Subsequent coverage reported on the Army’s difficulties raising funds to match the Kroc bequest, which was targeted at creating state-of-the-art community centers, a goal that some Army leaders deemed tangential to their core mission.
Given newspapers’ shrinking news hole—as well as cultural changes about the role of religion in public life—contemporary coverage of the Army has focused less on the merit of its funding appeals and service provision and more on its incursions into matters of church-state separation.
Thus in the 21st century, a religion had hid its identity in plain sight was outed by a news media formerly colluded in the cover-up. News consumers now had ample opportunities to learn not only about The Salvation Army’s evangelical beliefs but also of their implications for the hiring, firing, benefits and salaries of non-Army employees engaged in its government-funded social service provision. News outlets also reported on the Army’s outreach, emergency relief and Christmas kettles (features tracked giving patterns as well as idiosyncratic gifts such as gold coins or very large bills), but the bulk of pieces were “gotcha” stories that caught the Army in church-state conflicts. Nevertheless, in 2009 the Army was, as it had been for most of the decade, the nation’s second largest charitable fundraiser, after the United Way.
Its status is not unique. Three of the top five charities in 2009 were religious, and public support for their work may well reflect the sensibility of a population that claims to be almost 80 percent Christian. The news media’s coverage of the Army as an evangelical mission may have strengthened its attractiveness at a time of increased religious awareness. According to several Army officers, the movement’s evangelical foundation appeal even to those who don’t share it. “Many of our donors appreciate we do this with a spiritual motivation,” said Commissioner Carol Seiler, who oversees Army work in 11 Midwestern states. “Joan Kroc didn’t give us $1.5 billion because she was aligned with our faith. She did it because she thought we were trustworthy.”
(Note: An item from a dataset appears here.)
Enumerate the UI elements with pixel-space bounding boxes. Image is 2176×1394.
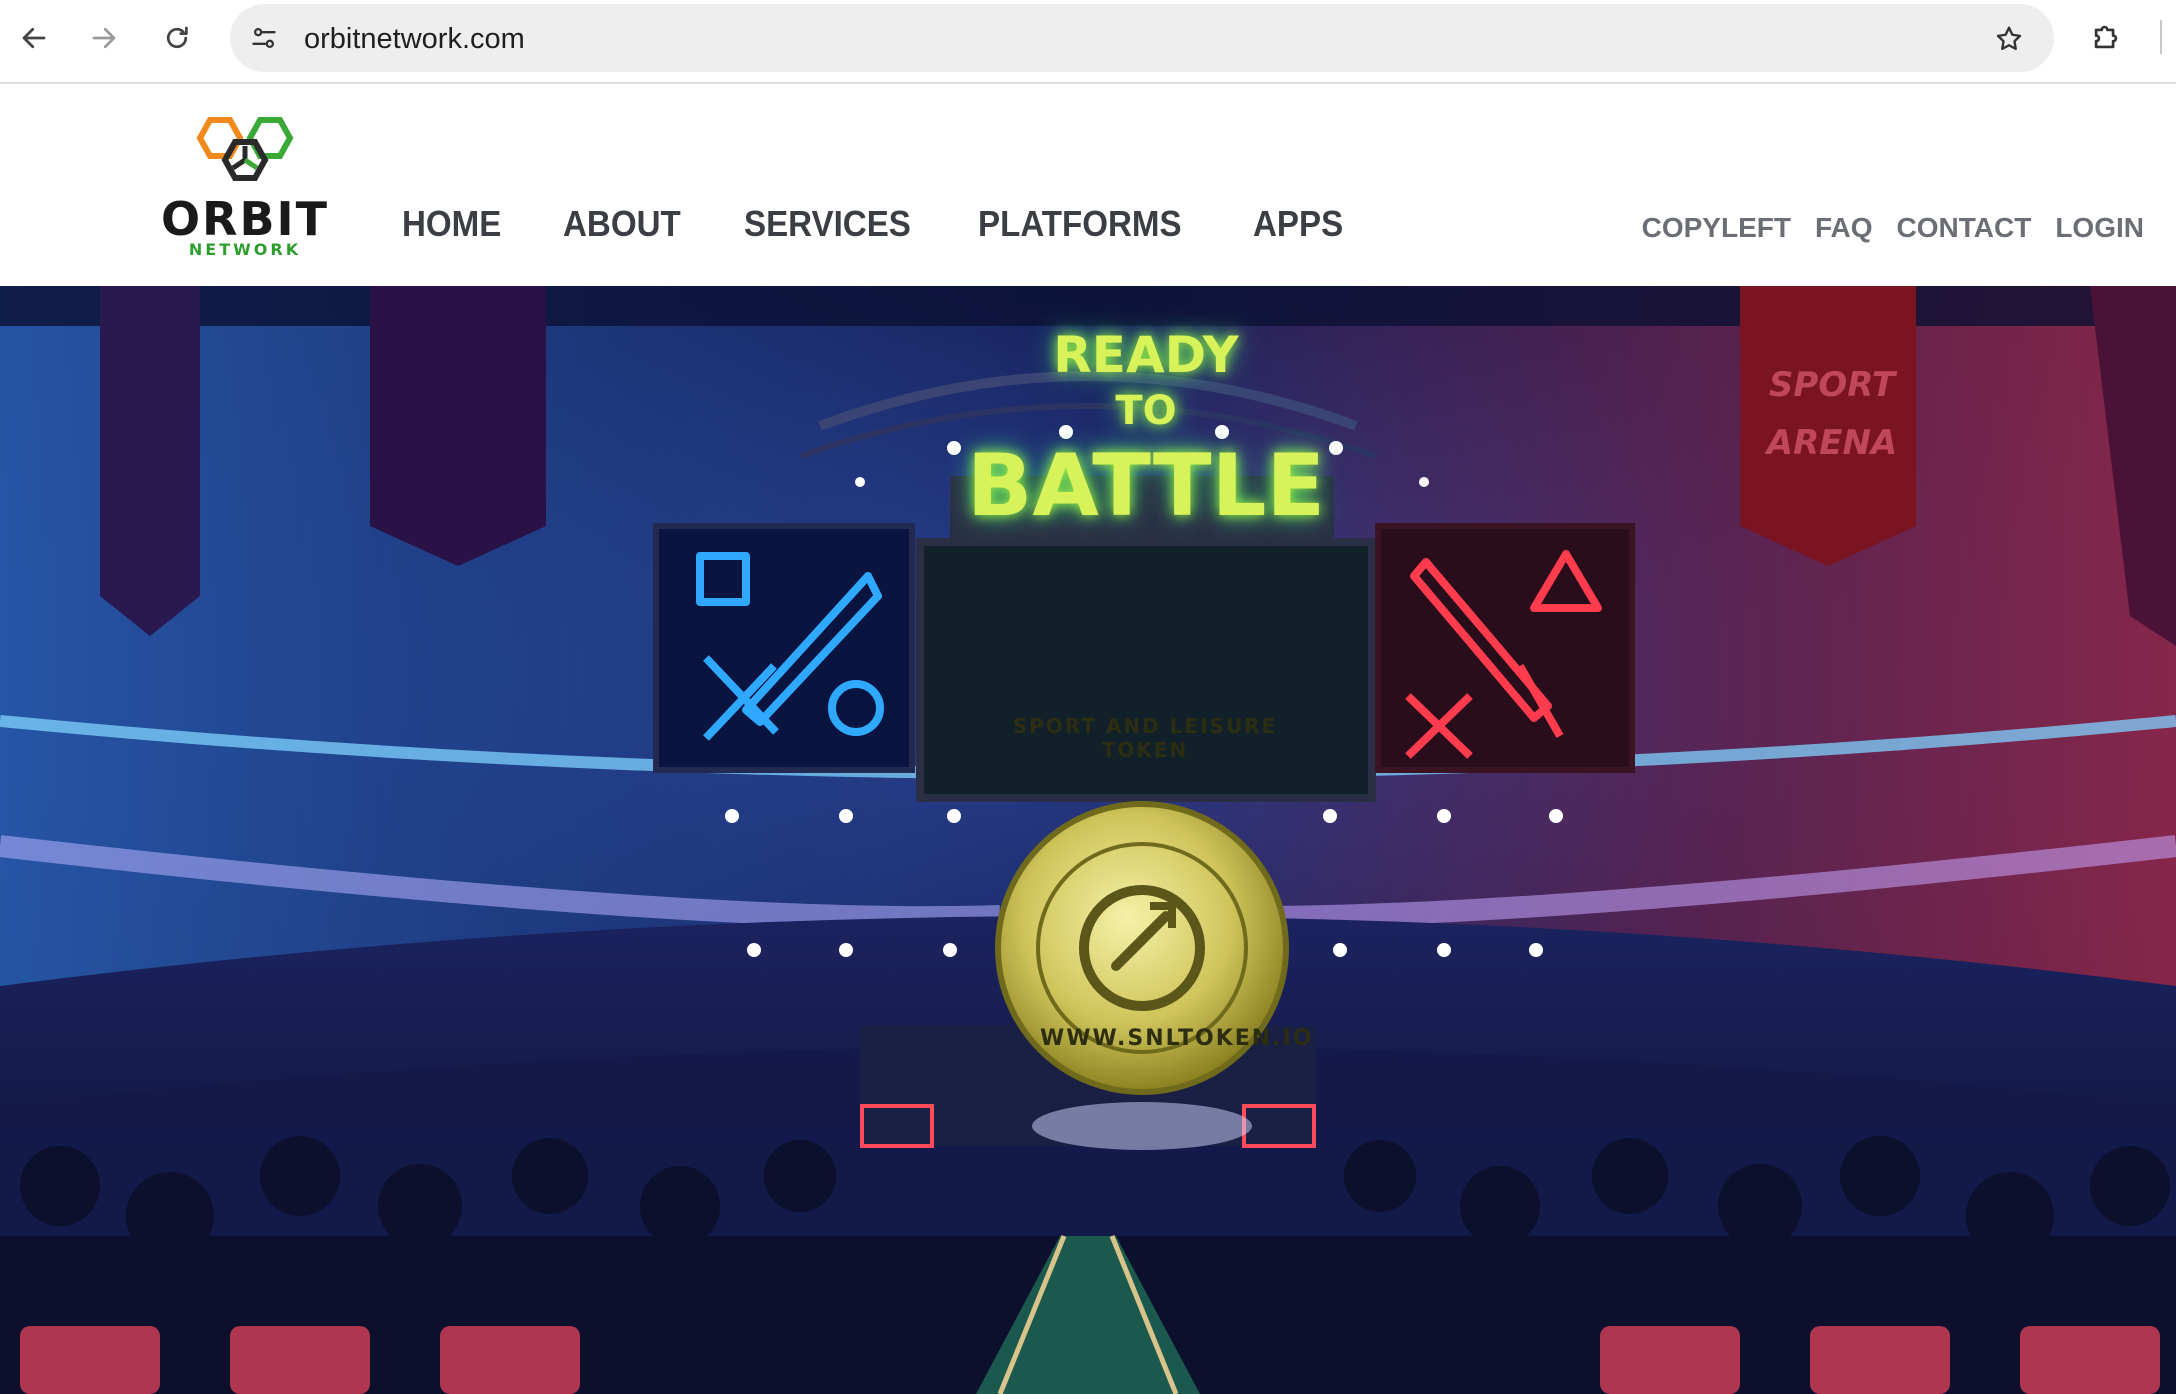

The Army’s example illuminates the challenges faced by religious groups that take government funds to provide social services. Religious entities must not only negotiate between secular regulations and religious doctrine, but they do so, at least in the 21st century, in full public view. The news media is the channel through which the public-at-large learns about the world and until very recently, its grip on information was total.
In the early 20th century, news managers, emboldened by a sense of mission and empowered by their hegemonic position, promoted an idea of religion that was devoid of theological specificity or creedal commitment. In search of a religion befitting a pluralistic, action-oriented society as well as one that would not challenge their own authority, they advanced the Army. The Army’s need to promote a non-sectarian image—its very survival depended on public support, made for a symbiotic match.
The Army may have allowed its identity to be hidden in plain sight, but its members never deviated from their fundamental mission. In 2011, as it was in 1880, The Salvation Army is “an evangelical organization dedicated to bringing people into a meaningful relationship with God through Jesus Christ.” Or, as a Salvationist might say, those with ears to hear and eyes to see will understand their mission, notwithstanding the twists and turns of a secular news media.